Punto di forza del film, capace di renderlo piuttosto godibile nonostante le carenze, è la performance che il regista Robert Schwentke dà nella gestione delle scene d’azione e della loro coesione efficiente con gli effetti speciali, mai troppi e sempre a supporto della trama e dell’azione. La città futuristica che Tris visita dà veramente l’impressione di essere reale, una città che l’umanità potrebbe progettare tra un centinaio o un migliaio di anni. Così come la zona praticamente desertica che circonda le mura di Chicago, rendono perfettamente l’idea che qualcosa di orribile sia accaduto al mondo al punto tale da renderlo più simile a Marte che alla Terra che conosciamo noi. La colonna sonora non è di quelle che si ricorda per anni a venire, ma accompagna ogni frame con la giusta frequenza. Non prevale sul plot e non infastidisce lo spettatore, facendo il suo lavoro in modo discreto e funzionante. Schwentke dimostra inoltre un’innata capacità nel creare colpi di scena che, seppure in alcuni casi abbastanza prevedibili, intrigano e interessano lo spettatore.
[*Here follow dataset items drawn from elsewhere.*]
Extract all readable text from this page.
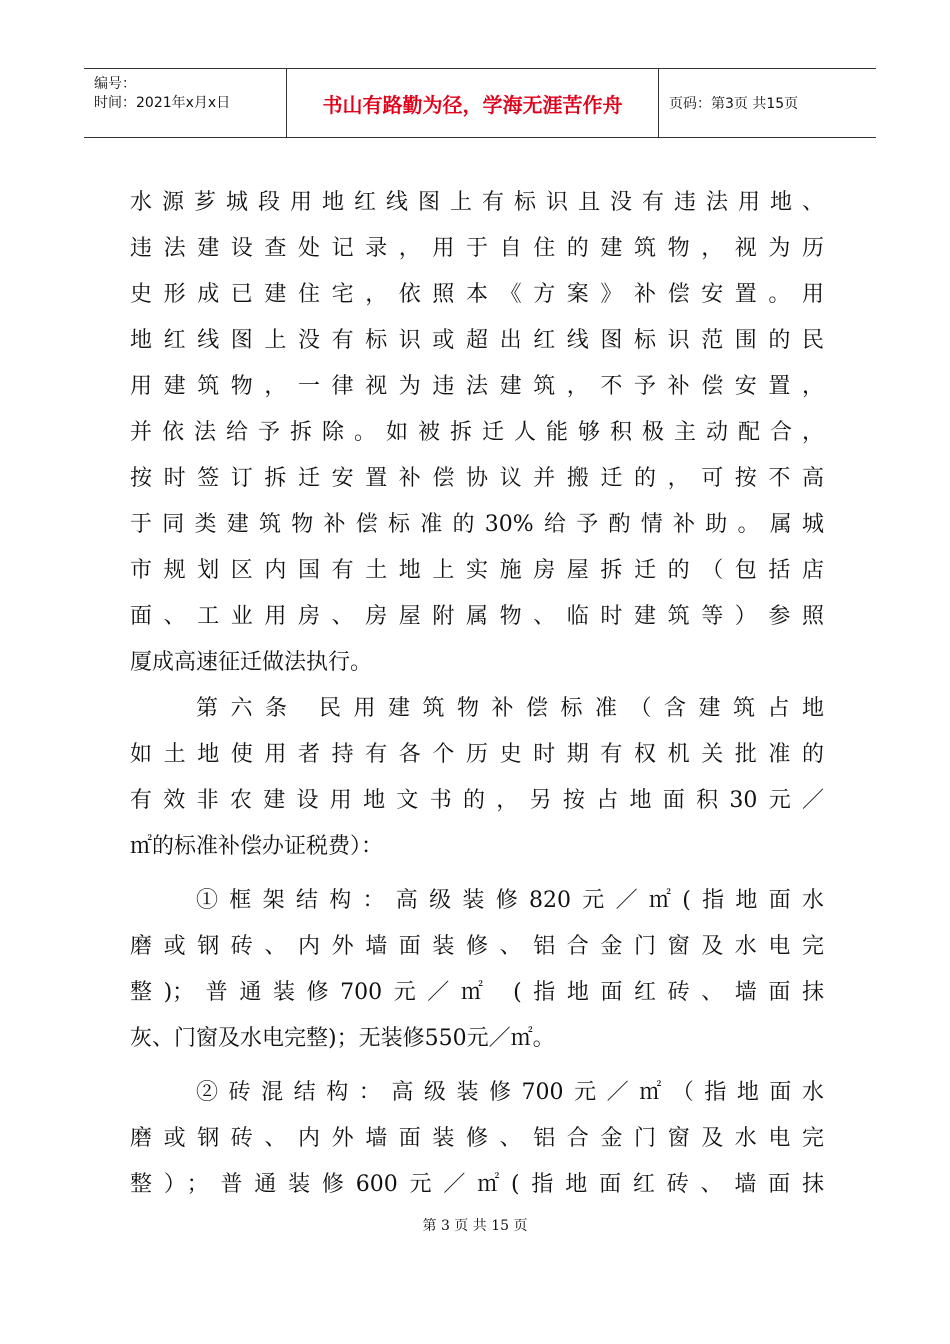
编号：
时间：2021年x月x日	书山有路勤为径，学海无涯苦作舟	页码：第3页 共15页
水源芗城段用地红线图上有标识且没有违法用地、
违法建设查处记录，用于自住的建筑物，视为历
史形成已建住宅，依照本《方案》补偿安置。用
地红线图上没有标识或超出红线图标识范围的民
用建筑物，一律视为违法建筑，不予补偿安置，
并依法给予拆除。如被拆迁人能够积极主动配合，
按时签订拆迁安置补偿协议并搬迁的，可按不高
于同类建筑物补偿标准的30%给予酌情补助。属城
市规划区内国有土地上实施房屋拆迁的（包括店
面、工业用房、房屋附属物、临时建筑等）参照
厦成高速征迁做法执行。
第六条 民用建筑物补偿标准（含建筑占地
如土地使用者持有各个历史时期有权机关批准的
有效非农建设用地文书的，另按占地面积30元／
㎡的标准补偿办证税费）：
①框架结构：高级装修820元／㎡(指地面水
磨或钢砖、内外墙面装修、铝合金门窗及水电完
整)；普通装修700元／㎡ (指地面红砖、墙面抹
灰、门窗及水电完整)；无装修550元／㎡。
②砖混结构：高级装修700元／㎡（指地面水
磨或钢砖、内外墙面装修、铝合金门窗及水电完
整）；普通装修600元／㎡(指地面红砖、墙面抹
第 3 页 共 15 页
Infine, The Divergent Series: Allegiant è una piacevole sorpresa per tutti coloro che si aspettavano di uscire dalla sale con la parola fine sullo schermo, ma è chiaro che, tatticamente parlando, non è il modo migliore per creare la suspense in attesa del prossimo film. La conclusione, seppur aperta come è ovvio essendo una prima parte, dà una sensazione di chiusura e finalità. Nessun cliffhanger quindi per questo film, il quale potrebbe rivelarsi una scelta poco ponderata soprattutto in vista del fatto che il cattivo di questo capitolo, per quanto spietato e senza scrupoli, non sembra una minaccia così imminente da portare gli spettatori a preoccuparsi per le sorti dei loro beniamini in questo anno di attesa. Non ci resta che attendere e vedere che ne sarà di Tris e Quarto in futuro, sperando in una sorte migliore per il loro avvenire.